ValueError: GGUF model is not supported yet.
#1
by
Gia-Minh
- opened
Hello, I have downloaded the Qwen3 1.7B GGUF model via git clone and am running it locally. I have updated to the latest version of the transformers library but still encounter the following error:
ValueError: GGUF model with architecture qwen3 is not supported yet.
Here is my source code:
import torch
from transformers import AutoTokenizer, AutoModelForCausalLM
_model = None
_tokenizer = None
def get_shared_model_and_tokenizer():
global _model, _tokenizer # Ensure global variables are used
if _model is None or _tokenizer is None:
# Check if GPU is available, otherwise use CPU
# DEVICE = "cuda" if torch.cuda.is_available() else "cpu"
if DEVICE == "cuda":
print("Using GPU for the model.")
# Path to the model
MODEL_NAME = "Qwen3-4B-AWQ"
# Load tokenizer from the model
_tokenizer = AutoTokenizer.from_pretrained(MODEL_NAME)
# Load model with quantization and optimization
_model = AutoModelForCausalLM.from_pretrained(
MODEL_NAME,
torch_dtype=torch.float16 if "AWQ" in MODEL_NAME else torch.bfloat16,
device_map="auto"
).eval()
# Optimize inference with torch.compile() (requires PyTorch 2.0+)

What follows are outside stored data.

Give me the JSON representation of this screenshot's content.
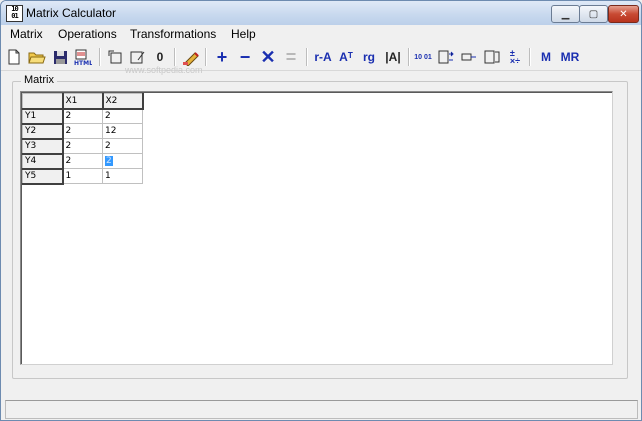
{
  "window": {
    "title": "Matrix Calculator",
    "app_icon_top": "10",
    "app_icon_bottom": "01"
  },
  "menu": [
    "Matrix",
    "Operations",
    "Transformations",
    "Help"
  ],
  "toolbar": {
    "inverse_label": "r-A",
    "transpose_label": "Aᵀ",
    "rank_label": "rg",
    "determinant_label": "|A|",
    "binary_label": "10 01",
    "m_label": "M",
    "mr_label": "MR",
    "zero_label": "0"
  },
  "watermark": "www.softpedia.com",
  "group": {
    "label": "Matrix"
  },
  "grid": {
    "columns": [
      "X1",
      "X2"
    ],
    "rows": [
      {
        "label": "Y1",
        "values": [
          "2",
          "2"
        ]
      },
      {
        "label": "Y2",
        "values": [
          "2",
          "12"
        ]
      },
      {
        "label": "Y3",
        "values": [
          "2",
          "2"
        ]
      },
      {
        "label": "Y4",
        "values": [
          "2",
          "2"
        ]
      },
      {
        "label": "Y5",
        "values": [
          "1",
          "1"
        ]
      }
    ],
    "selected_cell": {
      "row": 3,
      "col": 1
    }
  },
  "status": ""
}
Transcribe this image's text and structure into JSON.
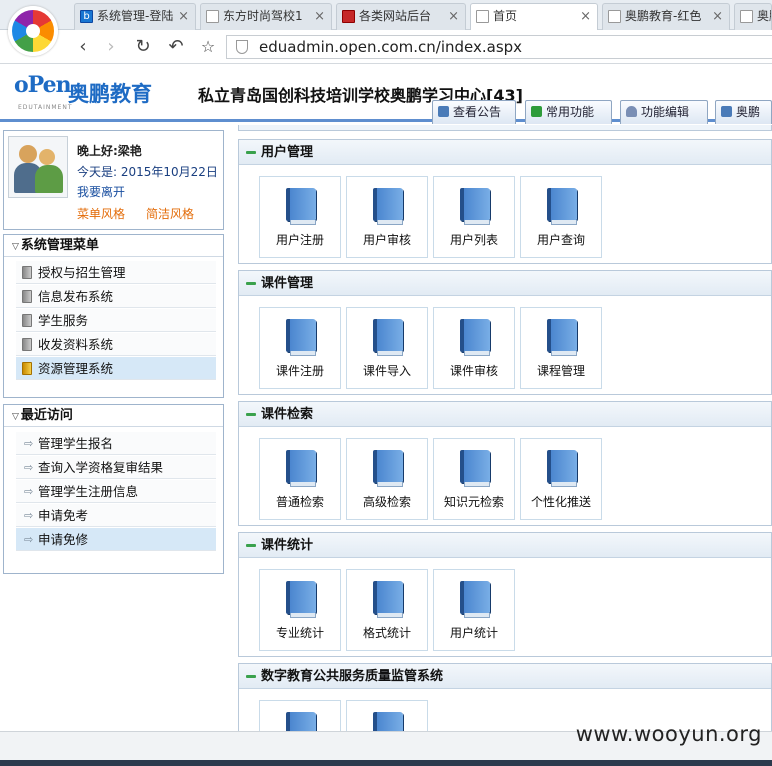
{
  "browser": {
    "tabs": [
      {
        "title": "系统管理-登陆",
        "close": "×"
      },
      {
        "title": "东方时尚驾校1",
        "close": "×"
      },
      {
        "title": "各类网站后台",
        "close": "×"
      },
      {
        "title": "首页",
        "close": "×"
      },
      {
        "title": "奥鹏教育-红色",
        "close": "×"
      },
      {
        "title": "奥鹏",
        "close": ""
      }
    ],
    "url": "eduadmin.open.com.cn/index.aspx"
  },
  "header": {
    "logo_main": "oPen",
    "logo_text": "奥鹏教育",
    "logo_sub": "EDUTAINMENT",
    "school_title": "私立青岛国创科技培训学校奥鹏学习中心[43]",
    "tabs": [
      {
        "label": "查看公告",
        "icon": "notice-icon"
      },
      {
        "label": "常用功能",
        "icon": "function-icon"
      },
      {
        "label": "功能编辑",
        "icon": "user-edit-icon"
      },
      {
        "label": "奥鹏卡",
        "icon": "card-icon"
      }
    ]
  },
  "user": {
    "greeting": "晚上好:梁艳",
    "date": "今天是: 2015年10月22日",
    "logout": "我要离开",
    "style_menu": "菜单风格",
    "style_simple": "简洁风格"
  },
  "system_menu": {
    "title": "系统管理菜单",
    "items": [
      {
        "label": "授权与招生管理",
        "selected": false
      },
      {
        "label": "信息发布系统",
        "selected": false
      },
      {
        "label": "学生服务",
        "selected": false
      },
      {
        "label": "收发资料系统",
        "selected": false
      },
      {
        "label": "资源管理系统",
        "selected": true
      }
    ]
  },
  "recent": {
    "title": "最近访问",
    "items": [
      {
        "label": "管理学生报名",
        "selected": false
      },
      {
        "label": "查询入学资格复审结果",
        "selected": false
      },
      {
        "label": "管理学生注册信息",
        "selected": false
      },
      {
        "label": "申请免考",
        "selected": false
      },
      {
        "label": "申请免修",
        "selected": true
      }
    ]
  },
  "sections": [
    {
      "title": "用户管理",
      "items": [
        "用户注册",
        "用户审核",
        "用户列表",
        "用户查询"
      ]
    },
    {
      "title": "课件管理",
      "items": [
        "课件注册",
        "课件导入",
        "课件审核",
        "课程管理"
      ]
    },
    {
      "title": "课件检索",
      "items": [
        "普通检索",
        "高级检索",
        "知识元检索",
        "个性化推送"
      ]
    },
    {
      "title": "课件统计",
      "items": [
        "专业统计",
        "格式统计",
        "用户统计"
      ]
    },
    {
      "title": "数字教育公共服务质量监管系统",
      "items": [
        "",
        ""
      ]
    }
  ],
  "watermark": "www.wooyun.org",
  "colors": {
    "accent": "#5e8ecf",
    "selected_row": "#d6e8f7",
    "link": "#1a4fa0",
    "orange": "#e36c09"
  }
}
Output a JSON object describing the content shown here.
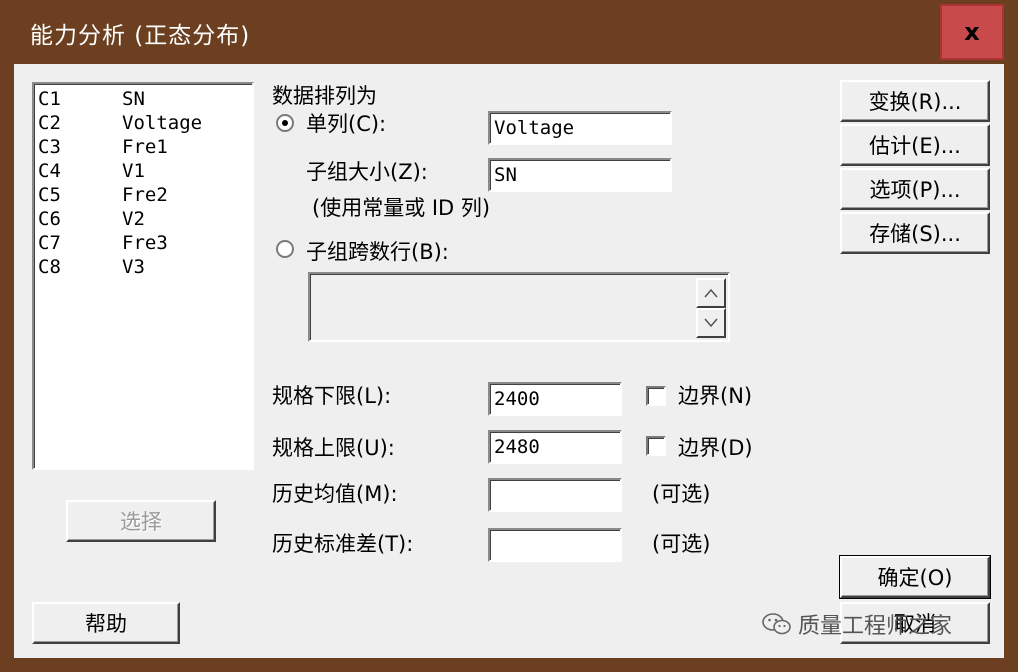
{
  "window": {
    "title": "能力分析 (正态分布)",
    "close_label": "x"
  },
  "columns": [
    {
      "id": "C1",
      "name": "SN"
    },
    {
      "id": "C2",
      "name": "Voltage"
    },
    {
      "id": "C3",
      "name": "Fre1"
    },
    {
      "id": "C4",
      "name": "V1"
    },
    {
      "id": "C5",
      "name": "Fre2"
    },
    {
      "id": "C6",
      "name": "V2"
    },
    {
      "id": "C7",
      "name": "Fre3"
    },
    {
      "id": "C8",
      "name": "V3"
    }
  ],
  "buttons": {
    "select": "选择",
    "help": "帮助",
    "transform": "变换(R)...",
    "estimate": "估计(E)...",
    "options": "选项(P)...",
    "storage": "存储(S)...",
    "ok": "确定(O)",
    "cancel": "取消"
  },
  "data_arrangement": {
    "heading": "数据排列为",
    "single_column_label": "单列(C):",
    "single_column_value": "Voltage",
    "subgroup_size_label": "子组大小(Z):",
    "subgroup_size_value": "SN",
    "subgroup_hint": "(使用常量或 ID 列)",
    "across_rows_label": "子组跨数行(B):",
    "selected": "single_column"
  },
  "spec": {
    "lower_label": "规格下限(L):",
    "lower_value": "2400",
    "lower_bound_label": "边界(N)",
    "upper_label": "规格上限(U):",
    "upper_value": "2480",
    "upper_bound_label": "边界(D)"
  },
  "history": {
    "mean_label": "历史均值(M):",
    "mean_value": "",
    "mean_optional": "(可选)",
    "stdev_label": "历史标准差(T):",
    "stdev_value": "",
    "stdev_optional": "(可选)"
  },
  "watermark": {
    "text": "质量工程师之家"
  },
  "colors": {
    "title_bar": "#6b3f1f",
    "close_button": "#c84a4a",
    "dialog_bg": "#efefef"
  }
}
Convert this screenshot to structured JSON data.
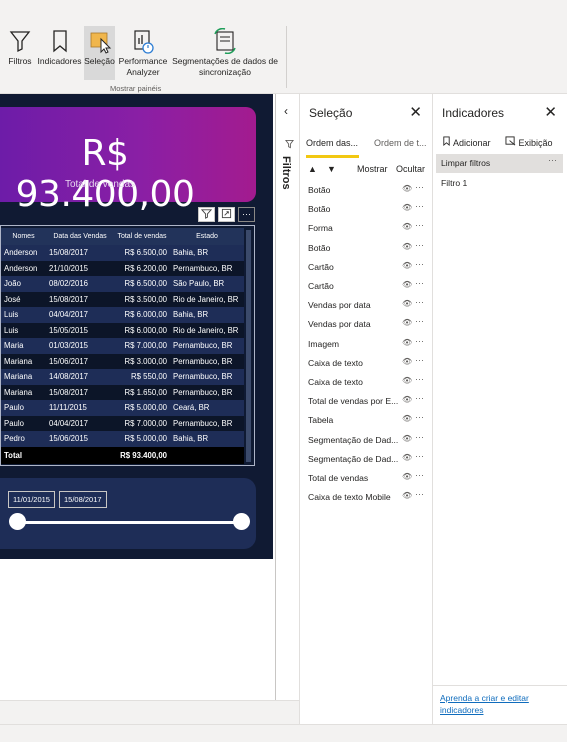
{
  "ribbon": {
    "buttons": [
      {
        "label": "Filtros",
        "icon": "funnel-icon"
      },
      {
        "label": "Indicadores",
        "icon": "bookmark-icon"
      },
      {
        "label": "Seleção",
        "icon": "selection-icon"
      },
      {
        "label": "Performance Analyzer",
        "line1": "Performance",
        "line2": "Analyzer",
        "icon": "performance-analyzer-icon"
      },
      {
        "label": "Segmentações de dados de sincronização",
        "line1": "Segmentações de dados de",
        "line2": "sincronização",
        "icon": "sync-slicers-icon"
      }
    ],
    "group_label": "Mostrar painéis"
  },
  "report": {
    "kpi_value": "R$ 93.400,00",
    "kpi_label": "Total de vendas",
    "table": {
      "headers": [
        "Nomes",
        "Data das Vendas",
        "Total de vendas",
        "Estado"
      ],
      "rows": [
        [
          "Anderson",
          "15/08/2017",
          "R$ 6.500,00",
          "Bahia, BR"
        ],
        [
          "Anderson",
          "21/10/2015",
          "R$ 6.200,00",
          "Pernambuco, BR"
        ],
        [
          "João",
          "08/02/2016",
          "R$ 6.500,00",
          "São Paulo, BR"
        ],
        [
          "José",
          "15/08/2017",
          "R$ 3.500,00",
          "Rio de Janeiro, BR"
        ],
        [
          "Luis",
          "04/04/2017",
          "R$ 6.000,00",
          "Bahia, BR"
        ],
        [
          "Luis",
          "15/05/2015",
          "R$ 6.000,00",
          "Rio de Janeiro, BR"
        ],
        [
          "Maria",
          "01/03/2015",
          "R$ 7.000,00",
          "Pernambuco, BR"
        ],
        [
          "Mariana",
          "15/06/2017",
          "R$ 3.000,00",
          "Pernambuco, BR"
        ],
        [
          "Mariana",
          "14/08/2017",
          "R$ 550,00",
          "Pernambuco, BR"
        ],
        [
          "Mariana",
          "15/08/2017",
          "R$ 1.650,00",
          "Pernambuco, BR"
        ],
        [
          "Paulo",
          "11/11/2015",
          "R$ 5.000,00",
          "Ceará, BR"
        ],
        [
          "Paulo",
          "04/04/2017",
          "R$ 7.000,00",
          "Pernambuco, BR"
        ],
        [
          "Pedro",
          "15/06/2015",
          "R$ 5.000,00",
          "Bahia, BR"
        ]
      ],
      "total_label": "Total",
      "total_value": "R$ 93.400,00"
    },
    "slicer": {
      "start_date": "11/01/2015",
      "end_date": "15/08/2017"
    }
  },
  "filters_pane": {
    "label": "Filtros"
  },
  "selection_pane": {
    "title": "Seleção",
    "tabs": [
      "Ordem das...",
      "Ordem de t..."
    ],
    "show_label": "Mostrar",
    "hide_label": "Ocultar",
    "items": [
      "Botão",
      "Botão",
      "Forma",
      "Botão",
      "Cartão",
      "Cartão",
      "Vendas por data",
      "Vendas por data",
      "Imagem",
      "Caixa de texto",
      "Caixa de texto",
      "Total de vendas por E...",
      "Tabela",
      "Segmentação de Dad...",
      "Segmentação de Dad...",
      "Total de vendas",
      "Caixa de texto Mobile"
    ]
  },
  "bookmarks_pane": {
    "title": "Indicadores",
    "add_label": "Adicionar",
    "view_label": "Exibição",
    "items": [
      "Limpar filtros",
      "Filtro 1"
    ],
    "help_link": "Aprenda a criar e editar indicadores"
  },
  "colors": {
    "report_bg": "#101a33",
    "kpi_gradient_start": "#6d1ca8",
    "kpi_gradient_end": "#a31b8f",
    "accent_tab": "#f2c811",
    "link": "#0f6cbd"
  }
}
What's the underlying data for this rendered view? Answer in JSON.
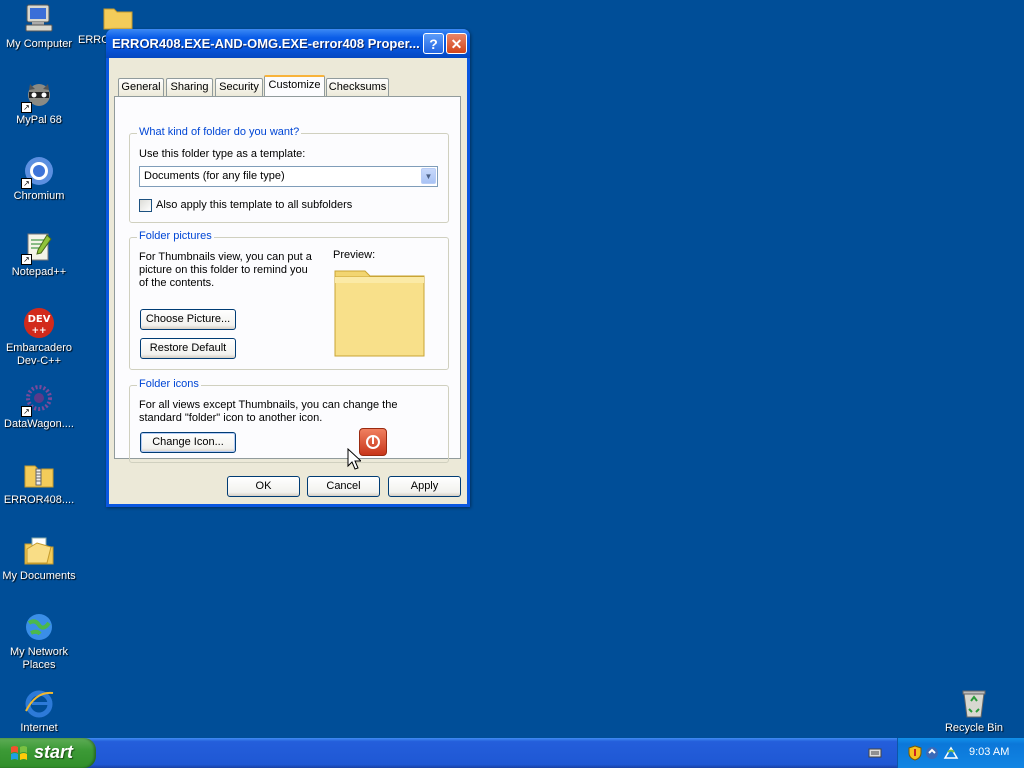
{
  "desktop": {
    "icons": [
      {
        "label": "My Computer"
      },
      {
        "label": "MyPal 68"
      },
      {
        "label": "Chromium"
      },
      {
        "label": "Notepad++"
      },
      {
        "label": "Embarcadero Dev-C++"
      },
      {
        "label": "DataWagon...."
      },
      {
        "label": "ERROR408...."
      },
      {
        "label": "My Documents"
      },
      {
        "label": "My Network Places"
      },
      {
        "label": "Internet"
      },
      {
        "label": "Recycle Bin"
      },
      {
        "label": "ERRO"
      }
    ],
    "background": "#004e98"
  },
  "dialog": {
    "title": "ERROR408.EXE-AND-OMG.EXE-error408 Proper...",
    "help_glyph": "?",
    "close_glyph": "✕",
    "tabs": [
      {
        "label": "General"
      },
      {
        "label": "Sharing"
      },
      {
        "label": "Security"
      },
      {
        "label": "Customize"
      },
      {
        "label": "Checksums"
      }
    ],
    "active_tab": "Customize",
    "folder_type": {
      "legend": "What kind of folder do you want?",
      "template_label": "Use this folder type as a template:",
      "template_value": "Documents (for any file type)",
      "subfolders_label": "Also apply this template to all subfolders",
      "subfolders_checked": false
    },
    "folder_pictures": {
      "legend": "Folder pictures",
      "description": "For Thumbnails view, you can put a picture on this folder to remind you of the contents.",
      "preview_label": "Preview:",
      "choose_picture": "Choose Picture...",
      "restore_default": "Restore Default"
    },
    "folder_icons": {
      "legend": "Folder icons",
      "description": "For all views except Thumbnails, you can change the standard \"folder\" icon to another icon.",
      "change_icon": "Change Icon..."
    },
    "buttons": {
      "ok": "OK",
      "cancel": "Cancel",
      "apply": "Apply"
    }
  },
  "taskbar": {
    "start_label": "start",
    "clock": "9:03 AM"
  },
  "colors": {
    "title_bar": "#0653d8",
    "legend_text": "#0046d5",
    "active_tab_accent": "#f8b33a",
    "start_button": "#3c9a36"
  }
}
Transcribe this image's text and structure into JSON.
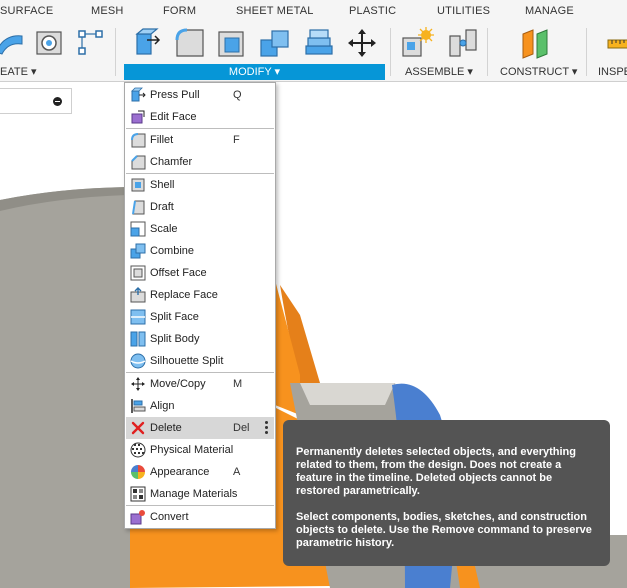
{
  "ribbon": {
    "tabs": [
      "SURFACE",
      "MESH",
      "FORM",
      "SHEET METAL",
      "PLASTIC",
      "UTILITIES",
      "MANAGE"
    ],
    "groups": {
      "create": "EATE",
      "modify": "MODIFY",
      "assemble": "ASSEMBLE",
      "construct": "CONSTRUCT",
      "inspect": "INSPE"
    }
  },
  "menu": {
    "items": [
      {
        "label": "Press Pull",
        "key": "Q",
        "icon": "press-pull-icon"
      },
      {
        "label": "Edit Face",
        "key": "",
        "icon": "edit-face-icon"
      },
      {
        "label": "Fillet",
        "key": "F",
        "icon": "fillet-icon"
      },
      {
        "label": "Chamfer",
        "key": "",
        "icon": "chamfer-icon"
      },
      {
        "label": "Shell",
        "key": "",
        "icon": "shell-icon"
      },
      {
        "label": "Draft",
        "key": "",
        "icon": "draft-icon"
      },
      {
        "label": "Scale",
        "key": "",
        "icon": "scale-icon"
      },
      {
        "label": "Combine",
        "key": "",
        "icon": "combine-icon"
      },
      {
        "label": "Offset Face",
        "key": "",
        "icon": "offset-face-icon"
      },
      {
        "label": "Replace Face",
        "key": "",
        "icon": "replace-face-icon"
      },
      {
        "label": "Split Face",
        "key": "",
        "icon": "split-face-icon"
      },
      {
        "label": "Split Body",
        "key": "",
        "icon": "split-body-icon"
      },
      {
        "label": "Silhouette Split",
        "key": "",
        "icon": "silhouette-split-icon"
      },
      {
        "label": "Move/Copy",
        "key": "M",
        "icon": "move-copy-icon"
      },
      {
        "label": "Align",
        "key": "",
        "icon": "align-icon"
      },
      {
        "label": "Delete",
        "key": "Del",
        "icon": "delete-icon"
      },
      {
        "label": "Physical Material",
        "key": "",
        "icon": "physical-material-icon"
      },
      {
        "label": "Appearance",
        "key": "A",
        "icon": "appearance-icon"
      },
      {
        "label": "Manage Materials",
        "key": "",
        "icon": "manage-materials-icon"
      },
      {
        "label": "Convert",
        "key": "",
        "icon": "convert-icon"
      }
    ]
  },
  "tooltip": {
    "paragraph1": "Permanently deletes selected objects, and everything related to them, from the design. Does not create a feature in the timeline. Deleted objects cannot be restored parametrically.",
    "paragraph2": "Select components, bodies, sketches, and construction objects to delete. Use the Remove command to preserve parametric history."
  },
  "colors": {
    "accent": "#0696d7",
    "tooltip_bg": "#545454",
    "body_orange": "#f7921e",
    "body_grey": "#a5a39c",
    "face_blue": "#4a7fd0"
  }
}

_model = torch.compile(_model)
elif DEVICE == 'cpu':
print("Using CPU for the model.")
# Path to the GGUF model
MODEL_NAME = "Qwen3-1.7B-GGUF"
# GGUF filename
GGUF_FILE = "Qwen3-1.7B-Q8_0.gguf"
# Load tokenizer from GGUF model
_tokenizer = AutoTokenizer.from_pretrained(
MODEL_NAME,
gguf_file=GGUF_FILE
)
# Load model from GGUF model
_model = AutoModelForCausalLM.from_pretrained(
MODEL_NAME,
gguf_file=GGUF_FILE,
torch_dtype=torch.float32, # GGUF usually uses fp32 for dequantization
device_map="auto"
).eval() # Set model to inference mode
return _model, _tokenizer